What Is Focal Nodular Hyperplasia (FNH) in the Liver?

Focal Nodular Hyperplasia (FNH) is a benign lesion of the liver, representing a localized overgrowth of normal liver tissue components rather than a true cancerous tumor. It is the second most common benign liver lesion after hemangioma. FNH is typically discovered incidentally during imaging performed for other reasons, as most individuals do not experience symptoms. The condition is most frequently observed in women between the ages of 20 and 50. FNH is not associated with liver disease or cirrhosis and carries virtually no risk of transforming into a malignant tumor.

Defining Focal Nodular Hyperplasia

FNH is characterized as a well-circumscribed mass composed of normal liver cells (hepatocytes), bile duct elements, and specialized liver macrophages (Kupffer cells). These components are present in the lesion but are arranged in an abnormal, nodular pattern, reflecting an increase in cell number in reaction to a stimulus.

The most distinctive anatomical feature of FNH is the central stellate scar, visible in most cases. This scar is a dense core of fibrous tissue from which thin septa radiate outwards, dividing the lesion into smaller nodules. The central scar typically contains malformed, thick-walled arteries and small bile ductules, but lacks the normal portal vein branches. This abnormal organization of vessels and cells distinguishes FNH from the surrounding healthy liver tissue.

FNH lesions are typically solitary, though approximately 20% of cases involve multiple lesions. Most lesions measure between four and eight centimeters in diameter. The presence of all normal liver cell types, including Kupffer cells, is a key feature used in imaging to help differentiate FNH from other masses.

Understanding the Cause and Formation

The formation of FNH is not fully understood, but the prevailing theory centers on a localized vascular anomaly. A pre-existing malformed artery within the liver causes an increase in localized blood flow. This abnormal arterial supply triggers a hyperplastic, regenerative response from the surrounding hepatocytes.

The central scar is thought to form as a reaction to this altered blood flow. The anomalous artery within the scar generates a spoke-wheel pattern of blood flow, which stimulates the growth of fibrous tissue and the proliferation of liver cells.

The role of hormones, particularly oral contraceptives, is debated, but they are not the primary cause of FNH. Hormones like estrogen may act as growth promoters, potentially leading to larger lesions in women who use them. However, FNH lesions occur in men and children, and they are not considered hormone-dependent tumors like some hepatic adenomas.

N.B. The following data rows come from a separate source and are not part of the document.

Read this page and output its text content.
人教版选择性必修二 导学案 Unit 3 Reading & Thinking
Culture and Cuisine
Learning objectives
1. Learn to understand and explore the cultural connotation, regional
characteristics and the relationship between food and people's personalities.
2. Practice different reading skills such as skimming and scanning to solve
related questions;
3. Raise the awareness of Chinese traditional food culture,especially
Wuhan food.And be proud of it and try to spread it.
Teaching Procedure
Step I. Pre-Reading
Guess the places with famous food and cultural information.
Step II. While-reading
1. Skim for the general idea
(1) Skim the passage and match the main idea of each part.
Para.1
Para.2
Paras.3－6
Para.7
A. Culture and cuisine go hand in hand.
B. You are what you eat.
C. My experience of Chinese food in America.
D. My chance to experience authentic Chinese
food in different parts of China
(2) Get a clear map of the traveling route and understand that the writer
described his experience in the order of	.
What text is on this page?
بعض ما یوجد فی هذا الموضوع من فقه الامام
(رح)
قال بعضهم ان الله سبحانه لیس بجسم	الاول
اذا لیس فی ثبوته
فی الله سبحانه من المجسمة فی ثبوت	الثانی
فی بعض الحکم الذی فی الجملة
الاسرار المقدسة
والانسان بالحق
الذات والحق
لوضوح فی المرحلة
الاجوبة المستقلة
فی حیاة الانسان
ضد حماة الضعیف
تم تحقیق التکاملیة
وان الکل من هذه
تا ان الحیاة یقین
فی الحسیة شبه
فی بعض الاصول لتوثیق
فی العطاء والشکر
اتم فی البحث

Diagnosis and Differentiation from Other Liver Masses

Magnetic Resonance Imaging (MRI) is considered the most sensitive and specific modality for confirming FNH, often achieving a specificity of up to 98%. MRI can clearly visualize the characteristic central scar, which appears bright on T2-weighted images and enhances with a contrast agent on delayed scans.

The use of contrast agents is essential, as FNH lesions display a distinct pattern of enhancement. During the arterial phase, the lesion shows intense, homogeneous enhancement due to its rich arterial supply, often described as a “lightbulb” sign. In the later phases, the lesion becomes isointense, meaning it blends in with the surrounding liver tissue.

Differentiation from other hypervascular liver masses, such as Hepatic Adenoma (HA) or Hepatocellular Carcinoma (HCC), is the main medical challenge. Unlike FNH, malignant lesions typically “wash out” the contrast agent in the delayed phases, appearing dark relative to the liver. Specialized contrast agents are taken up by the Kupffer cells in FNH, causing the lesion to appear bright in the delayed phase—a feature absent in most malignant tumors. A liver biopsy is only rarely needed when typical imaging features are absent or when there is persistent uncertainty about the diagnosis.

Management and Long-Term Outlook

Once a definitive diagnosis of FNH is established, the standard approach is conservative management, and no active treatment is typically required. Since FNH is a benign lesion, most individuals are asymptomatic.

Initial follow-up imaging may be performed at six to twelve months to confirm the lesion’s stability. If the lesion remains stable and the diagnosis is certain, further monitoring can often be discontinued. There is no need for lifestyle modification, such as discontinuing oral contraceptives or avoiding pregnancy.

Surgical removal is reserved for rare circumstances, primarily when the lesion is causing symptoms like abdominal pain or when its massive size (typically over 10 cm) poses a risk of compression on adjacent structures. Resection may also be considered if the diagnosis remains uncertain and cannot be definitively distinguished from a malignant tumor or an aggressive adenoma. The overall long-term prognosis for individuals with FNH is excellent.